先生が「残り10分」と言ったかに自分の手が動いた。でも、その手はスプーンに行くのではなくお皿を持ち上げたのだ。先生にバレないように野次の方に渡した。
流石にご飯と唐揚げは食べるようにはしている。カレーとレタスを野次に渡して自分は急いで食べ終わることができた。
そろそろ、卒業式が始まろうとしている。卒業生が体育館に入場する時間が迫って来てる。心がドキドキしているとがわかる。緊張で尿意が近くなったから足音を立てずにトイレに向かった。
トイレに行く途中で2人の先生が話しているのが聞こえた。気になったから自分は尿意を抑えながら聞き耳を立てることにした。
「あの、宮間先生。一号が死んでしまいました。どうしますか?」
「ほんとか?マズイな…どうしようか」
自分は疑問に思った…『一号』という言葉が頭の中でリピートされている。
とりあえず、トイレを済ませて列に並び体育館に入場をした。
卒業式が始まった。
校長先生が前に立って話をされた。
「卒業生の皆さまご卒業おめでとうございます。貴方たちは新しい人生を歩むはずです。獣のようになるでしょうね。これで、私からお話を終わりたいと思います。」
「続いては卒業証書授与」というアナウンスがなったから自分は椅子から立ち上がりステージの上に登った。
そして、校長先生が卒業証書を読み上あげる。
「令和〇年第一号〜(以下略)」
どうしてだろう…この学校で卒業をした人が多いのに一号なのだろう。

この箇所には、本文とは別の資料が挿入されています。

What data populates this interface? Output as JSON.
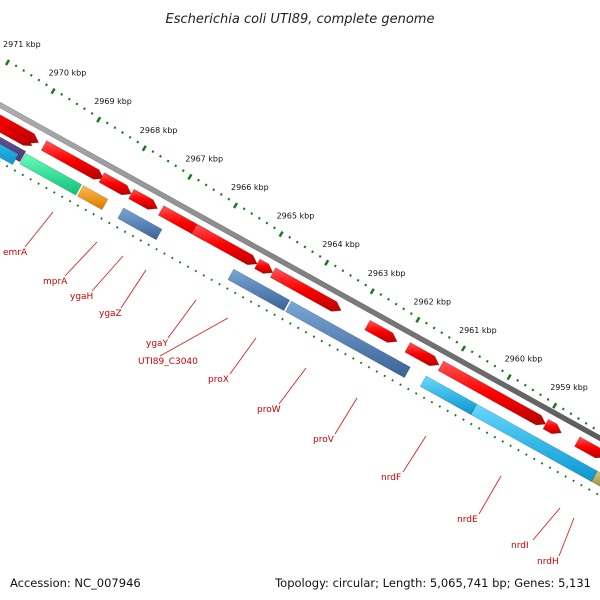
{
  "title": "Escherichia coli UTI89, complete genome",
  "footer": {
    "accession": "Accession: NC_007946",
    "topology": "Topology: circular; Length: 5,065,741 bp; Genes: 5,131"
  },
  "scale": {
    "tick_labels": [
      "2971 kbp",
      "2970 kbp",
      "2969 kbp",
      "2968 kbp",
      "2967 kbp",
      "2966 kbp",
      "2965 kbp",
      "2964 kbp",
      "2963 kbp",
      "2962 kbp",
      "2961 kbp",
      "2960 kbp",
      "2959 kbp"
    ]
  },
  "genes": [
    {
      "label": "emrA"
    },
    {
      "label": "mprA"
    },
    {
      "label": "ygaH"
    },
    {
      "label": "ygaZ"
    },
    {
      "label": "ygaY"
    },
    {
      "label": "UTI89_C3040"
    },
    {
      "label": "proX"
    },
    {
      "label": "proW"
    },
    {
      "label": "proV"
    },
    {
      "label": "nrdF"
    },
    {
      "label": "nrdE"
    },
    {
      "label": "nrdI"
    },
    {
      "label": "nrdH"
    }
  ],
  "colors": {
    "forward_gene": "#ff0000",
    "backbone": "#808080",
    "teal_gene": "#33ee99",
    "orange_gene": "#ff9900",
    "steel_blue_gene": "#4f7fb5",
    "cyan_gene": "#22bbee",
    "olive_gene": "#b5aa60",
    "tick_green": "#1a7a1a",
    "label_red": "#cc0000"
  }
}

普通に20万号とか思っていたのに…。最近は何かおかしい気がする。
やっと、卒業式が閉会をして在校生は帰宅して卒業生は各自教室に戻った。
教室に戻ったが数分間の沈黙ができた。
すると突然野次が叫び始めたのだ。自分は後ろの席の野次をずっと見つめ続けて「大丈夫?」と何回も言った。
次は野次の体に変化があり体毛が生えてきて白い牙が生えてきた。目が赤く充血しておりよだれを垂らしている。人の言葉などは話さなく唸り声みたいなものを発しているだけだった。
クラスの人が次々と野次と同じようになっていった。
自分は怖くなり教室から抜け出し急いで家に行った。親はずっと学校にいるからいない。鍵がかかっていたけど力づくで扉を開けた。
そして、警察に電話しようと受話器に手をかけた時に気づいた。
『自分の手に1という番号が浮かんでいた。』
自分は急いで洗面台に行き手をいくら洗っても1が消えない…たわしで手を擦っても消えない。
そして、あれから1年が経過した。あんな事があったから自分は極度の疑心暗鬼となった。まだ、自分の手の甲には1という数字が残っている。
それで、怖くなり学校の事やこの手の甲の事をネット掲示板に書き込んでいる途中に自分の口が大きくなり体毛が濃くなってきた。
開いていたPCの画面が消えて写っていたものはまるで獣のような顔が映し出されていたのだ…。